Pour rendre ses décisions, la commissaire adjointe à la protection de la vie privée a délibéré de la façon suivante :
Collecte et utilisation de renseignements
- Pour déterminer s’il était raisonnable de la part de la compagnie d’exiger qu’on lui fournisse des renseignements personnels pour qu’elle prête le matériel d’accessibilité, la commissaire adjointe a pris en considération les fins de la compagnie, à savoir s’assurer qu’elle pourrait contacter le client si le matériel n?était pas rendu ou était endommagé.
- Elle a estimé qu’il était raisonnable de vouloir que le matériel soit remis en bon état.
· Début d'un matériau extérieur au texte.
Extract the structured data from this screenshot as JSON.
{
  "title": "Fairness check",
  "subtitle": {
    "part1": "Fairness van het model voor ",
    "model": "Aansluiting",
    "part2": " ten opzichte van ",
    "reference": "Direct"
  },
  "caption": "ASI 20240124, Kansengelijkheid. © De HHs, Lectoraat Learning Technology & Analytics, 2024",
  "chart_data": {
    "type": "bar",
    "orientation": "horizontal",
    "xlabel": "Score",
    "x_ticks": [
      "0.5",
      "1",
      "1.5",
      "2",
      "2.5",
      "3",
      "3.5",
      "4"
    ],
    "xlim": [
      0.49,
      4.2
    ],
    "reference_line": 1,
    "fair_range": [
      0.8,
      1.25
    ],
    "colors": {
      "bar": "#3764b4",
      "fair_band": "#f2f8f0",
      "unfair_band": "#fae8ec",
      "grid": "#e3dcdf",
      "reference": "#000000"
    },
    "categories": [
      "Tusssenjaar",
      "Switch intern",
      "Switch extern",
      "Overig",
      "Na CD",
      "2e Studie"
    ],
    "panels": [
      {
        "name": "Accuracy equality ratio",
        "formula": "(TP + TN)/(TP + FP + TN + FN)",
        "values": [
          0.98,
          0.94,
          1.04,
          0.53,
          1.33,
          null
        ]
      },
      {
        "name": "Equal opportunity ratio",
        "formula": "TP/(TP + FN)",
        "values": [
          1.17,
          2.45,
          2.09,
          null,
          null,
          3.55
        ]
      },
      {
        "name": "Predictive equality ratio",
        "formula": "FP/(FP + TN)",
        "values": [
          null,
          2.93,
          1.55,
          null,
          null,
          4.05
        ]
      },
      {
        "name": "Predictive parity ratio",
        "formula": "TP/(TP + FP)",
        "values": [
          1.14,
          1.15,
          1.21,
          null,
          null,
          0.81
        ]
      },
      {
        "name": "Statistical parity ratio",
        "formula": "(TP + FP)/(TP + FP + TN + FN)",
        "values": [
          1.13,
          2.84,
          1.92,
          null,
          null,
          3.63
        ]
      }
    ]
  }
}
Pour s’assurer que le client est responsable, la compagnie lui demande son nom, son adresse et son numéro de téléphone, de même qu’une pièce d’identité pour vérifier l’information fournie (le numéro n’est pas noté).
- La commissaire adjointe est convaincue que la compagnie n’a pas exigé plus de renseignements personnels que ceux qui sont nécessaires pour des fins légitimes et qu’elle n’a donc pas contrevenu au principe 4.3.3.
- La commissaire adjointe a également noté qu’un employé de cinéma avait expliqué au plaignant pour quelle raison les renseignements étaient recueillis. À une occasion, selon les aveux mêmes du plaignant, un employé lui a dit que ces renseignements étaient nécessaires à cause de tout l’argent qui avait été dépensé pour le matériel. Le même employé a aussi indiqué au plaignant qu’il pouvait consulter le site Web de la compagnie pour obtenir des renseignements plus détaillés.
- La commissaire adjointe estime qu’il s’agit là d’un effort raisonnable pour expliquer les fins de la collecte de renseignements, et elle conclut par conséquent que la compagnie se conforme au principe 4.3.2.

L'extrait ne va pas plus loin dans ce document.